In the next five years alone, before the SLS even flies a test flight, it's estimated that the project will cost about $3 billion a year, or $15 billion over those five years.
Let's assume that each SLS employee is handsomely compensated with a salary and benefits of $100,000 per year.
Divide $15 billion by that number, and it works out to 30,000 employees per year over five years.
Apollo at its height employed 46,000 in 1969.
Much of the $15 billion will go to capital expense, of course.
But if the real mission of the Space Launch System is to preserve jobs, and the income that goes with it, certainly there must be a far cheaper and more efficient means of investing $3 billion a year over the next five years.
Space sector jobs are treated as if they're magical and mystical, a secret known only to a chosen few. But how many of those jobs are so unique and specialized that those employees must be well-paid to keep polishing the chrome — the "standing army" as Pournelle calls it?
When the horseless carriage was invented, should the federal government have intervened to preserve the "standing army" of stagecoach builders?
Space worker skills might have been unique and specialized in the 1960s when Apollo began, but they're not so unique now.

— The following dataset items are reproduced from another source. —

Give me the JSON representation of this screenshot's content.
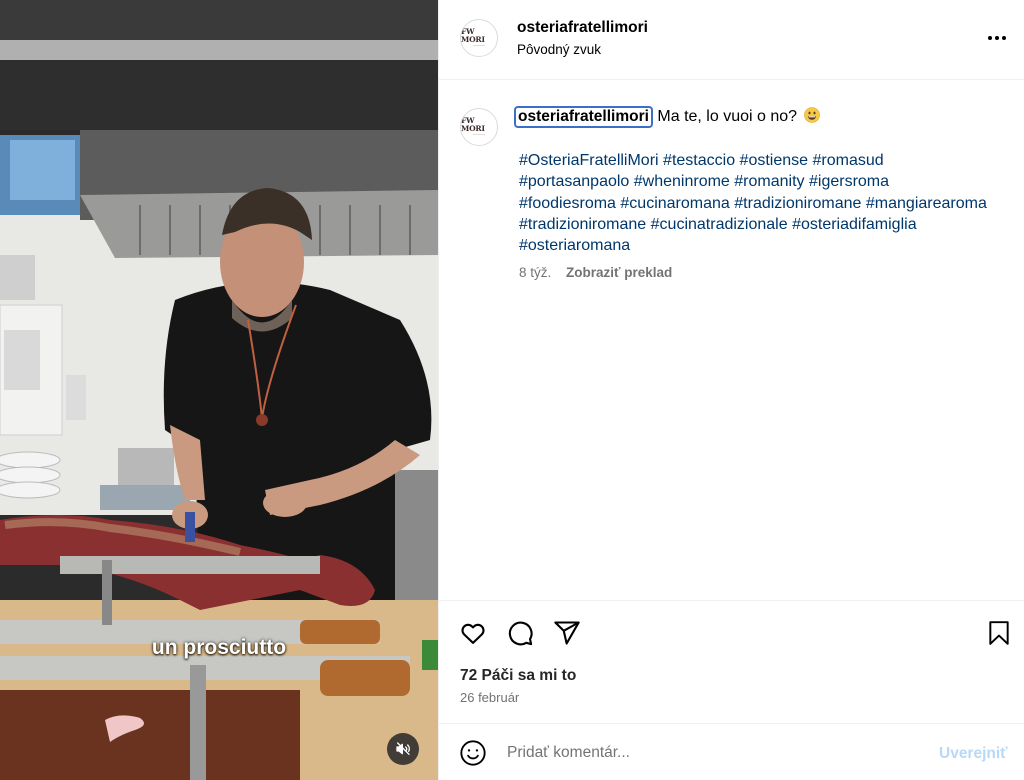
{
  "video": {
    "subtitle": "un prosciutto",
    "mute_icon": "speaker-muted-icon"
  },
  "header": {
    "avatar_logo": "FW MORI",
    "username": "osteriafratellimori",
    "audio": "Pôvodný zvuk",
    "more_icon": "more-horizontal-icon"
  },
  "caption": {
    "avatar_logo": "FW MORI",
    "username": "osteriafratellimori",
    "text": "Ma te, lo vuoi o no?",
    "emoji": "grinning-face-emoji",
    "hashtags": [
      "#OsteriaFratelliMori",
      "#testaccio",
      "#ostiense",
      "#romasud",
      "#portasanpaolo",
      "#wheninrome",
      "#romanity",
      "#igersroma",
      "#foodiesroma",
      "#cucinaromana",
      "#tradizioniromane",
      "#mangiarearoma",
      "#tradizioniromane",
      "#cucinatradizionale",
      "#osteriadifamiglia",
      "#osteriaromana"
    ],
    "age": "8 týž.",
    "translate": "Zobraziť preklad"
  },
  "actions": {
    "icons": [
      "heart-icon",
      "comment-icon",
      "share-icon",
      "bookmark-icon"
    ],
    "likes": "72 Páči sa mi to",
    "date": "26 február"
  },
  "comment": {
    "emoji_icon": "smiley-icon",
    "placeholder": "Pridať komentár...",
    "post": "Uverejniť"
  },
  "colors": {
    "hashtag": "#00376b",
    "secondary_text": "#737373",
    "post_disabled": "#b8d8f8",
    "focus_outline": "#3b6fc9"
  }
}
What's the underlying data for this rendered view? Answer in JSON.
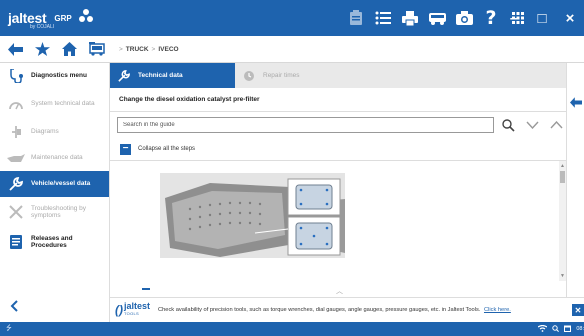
{
  "app": {
    "brand": "jaltest",
    "brand_sub": "by COJALI",
    "group": "GRP"
  },
  "titlebar_icons": [
    "clipboard-icon",
    "list-icon",
    "print-icon",
    "truck-icon",
    "camera-icon",
    "help-icon",
    "grid-icon"
  ],
  "window_controls": {
    "minimize": "–",
    "maximize": "□",
    "close": "×"
  },
  "breadcrumb": [
    "TRUCK",
    "IVECO"
  ],
  "breadcrumb_sep": ">",
  "sidebar": {
    "items": [
      {
        "label": "Diagnostics menu",
        "state": "enabled",
        "icon": "stethoscope-icon"
      },
      {
        "label": "System technical data",
        "state": "disabled",
        "icon": "gauge-icon"
      },
      {
        "label": "Diagrams",
        "state": "disabled",
        "icon": "plug-icon"
      },
      {
        "label": "Maintenance data",
        "state": "disabled",
        "icon": "oil-can-icon"
      },
      {
        "label": "Vehicle/vessel data",
        "state": "active",
        "icon": "wrench-icon"
      },
      {
        "label": "Troubleshooting by symptoms",
        "state": "disabled",
        "icon": "tools-icon"
      },
      {
        "label": "Releases and Procedures",
        "state": "enabled",
        "icon": "document-icon"
      }
    ],
    "collapse": "<"
  },
  "tabs": [
    {
      "label": "Technical data",
      "active": true
    },
    {
      "label": "Repair times",
      "active": false
    }
  ],
  "procedure_title": "Change the diesel oxidation catalyst pre-filter",
  "search": {
    "placeholder": "Search in the guide"
  },
  "collapse_steps_label": "Collapse all the steps",
  "tools_bar": {
    "logo_main": "jaltest",
    "logo_sub": "TOOLS",
    "message": "Check availability of precision tools, such as torque wrenches, dial gauges, angle gauges, pressure gauges, etc. in Jaltest Tools.",
    "link": "Click here.",
    "close": "✕"
  },
  "status": {
    "time": "08:"
  },
  "colors": {
    "primary": "#1e63ae",
    "disabled_text": "#aaaaaa",
    "background": "#f2f2f2"
  }
}
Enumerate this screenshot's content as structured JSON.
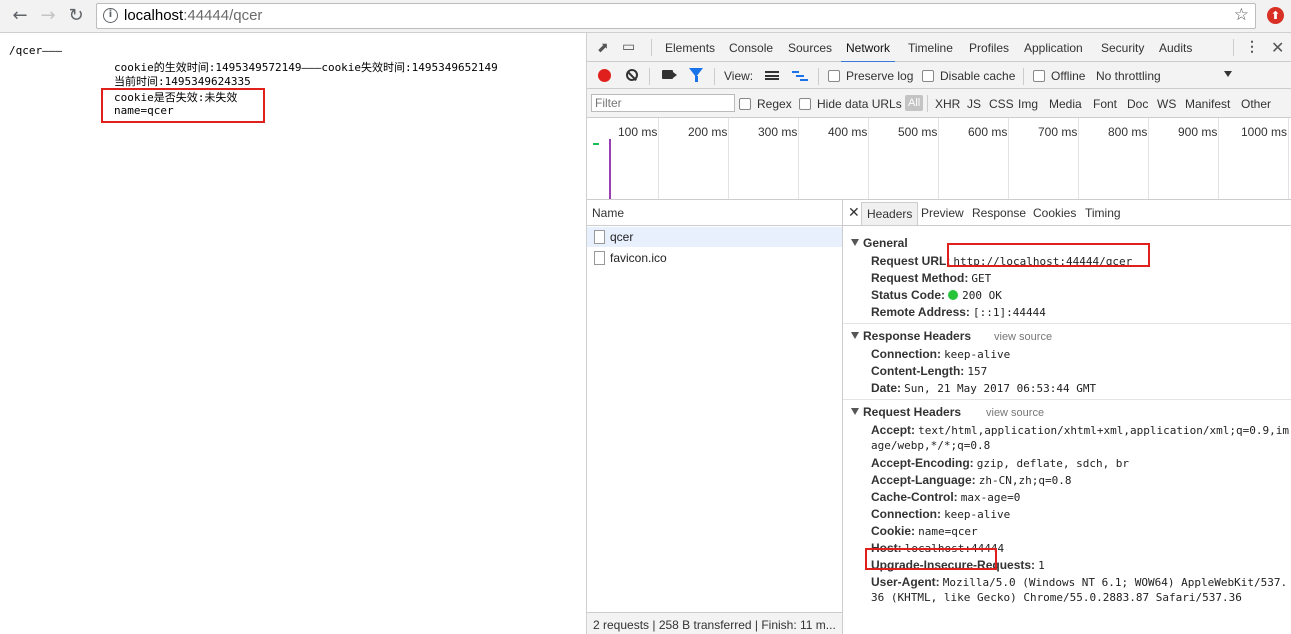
{
  "browser": {
    "back_icon": "arrow-left",
    "forward_icon": "arrow-right",
    "reload_icon": "reload",
    "url_host": "localhost",
    "url_path": ":44444/qcer",
    "star_icon": "star",
    "ext_icon_label": "⬆"
  },
  "page": {
    "line1": "/qcer———",
    "line2": "cookie的生效时间:1495349572149———cookie失效时间:1495349652149",
    "line3": "当前时间:1495349624335",
    "line4": "cookie是否失效:未失效",
    "line5": "name=qcer"
  },
  "devtools": {
    "tabs": [
      "Elements",
      "Console",
      "Sources",
      "Network",
      "Timeline",
      "Profiles",
      "Application",
      "Security",
      "Audits"
    ],
    "active_tab": "Network",
    "toolbar": {
      "view_label": "View:",
      "preserve_log": "Preserve log",
      "disable_cache": "Disable cache",
      "offline": "Offline",
      "throttling": "No throttling"
    },
    "filter": {
      "placeholder": "Filter",
      "regex": "Regex",
      "hide_data_urls": "Hide data URLs",
      "types": [
        "All",
        "XHR",
        "JS",
        "CSS",
        "Img",
        "Media",
        "Font",
        "Doc",
        "WS",
        "Manifest",
        "Other"
      ]
    },
    "timeline_labels": [
      "100 ms",
      "200 ms",
      "300 ms",
      "400 ms",
      "500 ms",
      "600 ms",
      "700 ms",
      "800 ms",
      "900 ms",
      "1000 ms"
    ],
    "requests": {
      "header": "Name",
      "items": [
        "qcer",
        "favicon.ico"
      ],
      "footer": "2 requests  |  258 B transferred  |  Finish: 11 m..."
    },
    "detail": {
      "tabs": [
        "Headers",
        "Preview",
        "Response",
        "Cookies",
        "Timing"
      ],
      "general": {
        "title": "General",
        "request_url_k": "Request URL:",
        "request_url_v": "http://localhost:44444/qcer",
        "request_method_k": "Request Method:",
        "request_method_v": "GET",
        "status_code_k": "Status Code:",
        "status_code_v": "200 OK",
        "remote_address_k": "Remote Address:",
        "remote_address_v": "[::1]:44444"
      },
      "response_headers": {
        "title": "Response Headers",
        "view_source": "view source",
        "connection_k": "Connection:",
        "connection_v": "keep-alive",
        "content_length_k": "Content-Length:",
        "content_length_v": "157",
        "date_k": "Date:",
        "date_v": "Sun, 21 May 2017 06:53:44 GMT"
      },
      "request_headers": {
        "title": "Request Headers",
        "view_source": "view source",
        "accept_k": "Accept:",
        "accept_v1": "text/html,application/xhtml+xml,application/xml;q=0.9,im",
        "accept_v2": "age/webp,*/*;q=0.8",
        "accept_encoding_k": "Accept-Encoding:",
        "accept_encoding_v": "gzip, deflate, sdch, br",
        "accept_language_k": "Accept-Language:",
        "accept_language_v": "zh-CN,zh;q=0.8",
        "cache_control_k": "Cache-Control:",
        "cache_control_v": "max-age=0",
        "connection_k": "Connection:",
        "connection_v": "keep-alive",
        "cookie_k": "Cookie:",
        "cookie_v": "name=qcer",
        "host_k": "Host:",
        "host_v": "localhost:44444",
        "upgrade_k": "Upgrade-Insecure-Requests:",
        "upgrade_v": "1",
        "user_agent_k": "User-Agent:",
        "user_agent_v1": "Mozilla/5.0 (Windows NT 6.1; WOW64) AppleWebKit/537.",
        "user_agent_v2": "36 (KHTML, like Gecko) Chrome/55.0.2883.87 Safari/537.36"
      }
    }
  },
  "colors": {
    "highlight_box": "#e0201c",
    "record_red": "#e0201c",
    "status_green": "#27c43a",
    "active_tab_underline": "#3879d9"
  }
}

Several companies — from established aerospace firms such as Boeing and Lockheed Martin, to startups such as SpaceX and Blue Origin — have been able to hire space engineers without much difficulty. Other nations hire them too.
The Apollo generation also had a mission. Every U.S. human space flight vehicle has had a mission. For Project Mercury, it was to determine if a human could fly in space. Project Gemini taught us spacewalks, long-duration flight, and rendezvous-and-docking. Apollo walked men on the Moon and returned rocks. The Space Shuttle built the International Space Station.
The SLS will do ... what?
President Obama has proposed a mission to an asteroid in 2025 and a Mars mission in the 2030s, but Congress hasn't followed up on that proposal.
For now, the SLS appears to be only a monument to everything that's wrong with the American political process.